Thinking about this uncertain future led me to brainstorm ways to give more utility to LTBcoin so that its value wouldn’t seem so ephemeral. After Matthew explained Assembly coins to me, I dug into the platform's terms of service to find out how this was legal and once I understood how it worked, I knew I had found what I was looking for. Under the hood, Assembly coins are just a way to keep track of how royalties are split for contributions made to Intellectual Property owned by Assembly. This is a perfectly legal arrangement, just one of the ways that people are thinking about how crypto-tokens can be used within existing legal frameworks. So I got an idea: what if LTBcoin were, in addition to being used as a currency, also used the way that Assembly coins are used? After all, everyone who earns them is contributing to the development of the LTB Network's “Intellectual Property,” ultimately giving community members a role in the future success of the LTB platform. As long as certain paperwork was filed to account for royalty distributions to LTB community members, everyone earning the coin could be receiving a share of sponsorship revenues denominated in another token that could go up in value over time: bitcoin!

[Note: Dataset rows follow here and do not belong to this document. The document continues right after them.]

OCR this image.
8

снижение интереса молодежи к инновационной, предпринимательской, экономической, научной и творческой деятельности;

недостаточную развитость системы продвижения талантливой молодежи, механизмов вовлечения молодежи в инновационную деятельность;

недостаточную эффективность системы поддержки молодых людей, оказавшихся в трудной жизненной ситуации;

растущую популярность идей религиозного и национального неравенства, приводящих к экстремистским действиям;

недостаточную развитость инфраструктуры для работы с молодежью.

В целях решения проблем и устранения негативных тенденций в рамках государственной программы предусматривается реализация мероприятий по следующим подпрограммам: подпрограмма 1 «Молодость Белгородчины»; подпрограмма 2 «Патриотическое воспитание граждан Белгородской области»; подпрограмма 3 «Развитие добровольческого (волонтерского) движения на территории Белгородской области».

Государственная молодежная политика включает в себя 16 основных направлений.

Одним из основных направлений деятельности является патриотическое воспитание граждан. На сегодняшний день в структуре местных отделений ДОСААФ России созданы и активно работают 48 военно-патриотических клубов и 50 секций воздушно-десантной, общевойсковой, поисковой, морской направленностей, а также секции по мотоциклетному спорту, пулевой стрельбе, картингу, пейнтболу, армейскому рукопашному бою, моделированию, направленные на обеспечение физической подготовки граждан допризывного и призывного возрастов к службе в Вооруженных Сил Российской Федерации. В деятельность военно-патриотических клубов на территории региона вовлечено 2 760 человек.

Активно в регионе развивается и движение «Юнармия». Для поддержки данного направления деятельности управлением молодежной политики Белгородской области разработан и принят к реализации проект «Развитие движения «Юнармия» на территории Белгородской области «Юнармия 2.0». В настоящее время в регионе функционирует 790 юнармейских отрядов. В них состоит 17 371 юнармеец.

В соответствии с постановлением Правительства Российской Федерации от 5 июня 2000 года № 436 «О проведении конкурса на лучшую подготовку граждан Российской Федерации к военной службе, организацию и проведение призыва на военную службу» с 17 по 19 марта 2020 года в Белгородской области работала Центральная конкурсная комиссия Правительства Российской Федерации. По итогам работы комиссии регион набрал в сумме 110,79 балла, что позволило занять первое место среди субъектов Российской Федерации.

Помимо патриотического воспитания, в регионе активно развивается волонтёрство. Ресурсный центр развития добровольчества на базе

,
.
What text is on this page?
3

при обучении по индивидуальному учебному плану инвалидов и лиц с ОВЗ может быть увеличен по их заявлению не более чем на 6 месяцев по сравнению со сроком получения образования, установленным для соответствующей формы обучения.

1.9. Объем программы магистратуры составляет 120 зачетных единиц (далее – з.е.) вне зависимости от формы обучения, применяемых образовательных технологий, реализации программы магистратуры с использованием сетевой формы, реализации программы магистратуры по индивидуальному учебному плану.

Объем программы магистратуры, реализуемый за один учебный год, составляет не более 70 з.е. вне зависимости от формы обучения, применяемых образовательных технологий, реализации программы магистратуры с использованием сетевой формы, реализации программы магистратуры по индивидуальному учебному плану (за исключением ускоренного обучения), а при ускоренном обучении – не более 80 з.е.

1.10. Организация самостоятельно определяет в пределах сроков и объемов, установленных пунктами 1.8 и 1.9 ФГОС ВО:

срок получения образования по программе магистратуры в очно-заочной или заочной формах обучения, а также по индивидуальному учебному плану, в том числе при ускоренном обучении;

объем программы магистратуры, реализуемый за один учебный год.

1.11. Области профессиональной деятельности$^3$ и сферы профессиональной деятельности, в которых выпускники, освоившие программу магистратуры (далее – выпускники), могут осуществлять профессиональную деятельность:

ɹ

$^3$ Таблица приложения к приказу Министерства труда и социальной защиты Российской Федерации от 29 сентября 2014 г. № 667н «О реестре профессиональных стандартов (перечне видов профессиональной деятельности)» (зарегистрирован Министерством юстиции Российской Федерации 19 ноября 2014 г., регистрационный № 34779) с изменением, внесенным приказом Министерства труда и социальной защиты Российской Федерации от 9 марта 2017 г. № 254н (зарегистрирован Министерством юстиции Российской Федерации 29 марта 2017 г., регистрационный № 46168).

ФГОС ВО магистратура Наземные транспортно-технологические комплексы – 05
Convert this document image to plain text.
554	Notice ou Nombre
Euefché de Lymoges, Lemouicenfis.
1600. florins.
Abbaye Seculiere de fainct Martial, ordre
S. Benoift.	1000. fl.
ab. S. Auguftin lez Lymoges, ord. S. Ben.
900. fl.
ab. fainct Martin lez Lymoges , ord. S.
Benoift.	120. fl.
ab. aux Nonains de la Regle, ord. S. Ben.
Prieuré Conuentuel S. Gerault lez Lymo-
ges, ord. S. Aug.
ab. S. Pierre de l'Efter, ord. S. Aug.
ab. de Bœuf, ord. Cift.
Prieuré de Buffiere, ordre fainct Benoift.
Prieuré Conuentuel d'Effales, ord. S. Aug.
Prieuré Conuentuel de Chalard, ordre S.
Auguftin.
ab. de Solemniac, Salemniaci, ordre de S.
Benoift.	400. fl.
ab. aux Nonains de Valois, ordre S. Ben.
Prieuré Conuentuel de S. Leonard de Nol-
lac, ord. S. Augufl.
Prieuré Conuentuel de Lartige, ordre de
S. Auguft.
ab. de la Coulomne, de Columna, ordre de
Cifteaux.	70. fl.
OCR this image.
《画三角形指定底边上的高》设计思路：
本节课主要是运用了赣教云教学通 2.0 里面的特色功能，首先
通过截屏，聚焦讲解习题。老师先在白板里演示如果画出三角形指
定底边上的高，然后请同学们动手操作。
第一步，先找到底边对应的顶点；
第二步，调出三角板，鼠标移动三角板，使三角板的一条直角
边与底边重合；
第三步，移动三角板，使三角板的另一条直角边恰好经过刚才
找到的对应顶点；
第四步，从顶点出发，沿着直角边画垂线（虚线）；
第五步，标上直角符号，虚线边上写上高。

A shift to the Assembly coins model would likely fundamentally change how the LTBcoin program works. Instead of the tokens being given away, they would instead have to be held by the platform and used simply as a public accounting method for how royalties are split amongst all contributors (to avoid being classed as a security). People who want to receive royalty distributions would have to give Let's Talk Bitcoin identity information for tax purposes (which is apparently already a thing anyways). Maybe there could be a choice about whether to opt in to either the royalty distribution program or the sponsorship-backed token program, so that pseudonymous audience members don't feel left out. The specifics are up for debate – if you have any ideas about how this new model for LTBcoin could work, let me know in the comments, and if you like things the way they are and have confidence in the long-term value of LTBcoin, feel free to share your thoughts about that too! As a fellow guinea pig in the grand monetary science experiment that is cryptocurrency, I'm just excited to be here at the forefront, testing new ideas and seeing what works – and what doesn't.
Post-Script: After sharing this article for others to review, I received several smart and helpful suggestions from econo-blogger Steve Waldman, who recently gave a talk on crypto-asset design and valuation at the Silicon Valley Bitcoin Meetup. I will be sharing his insights in a future post.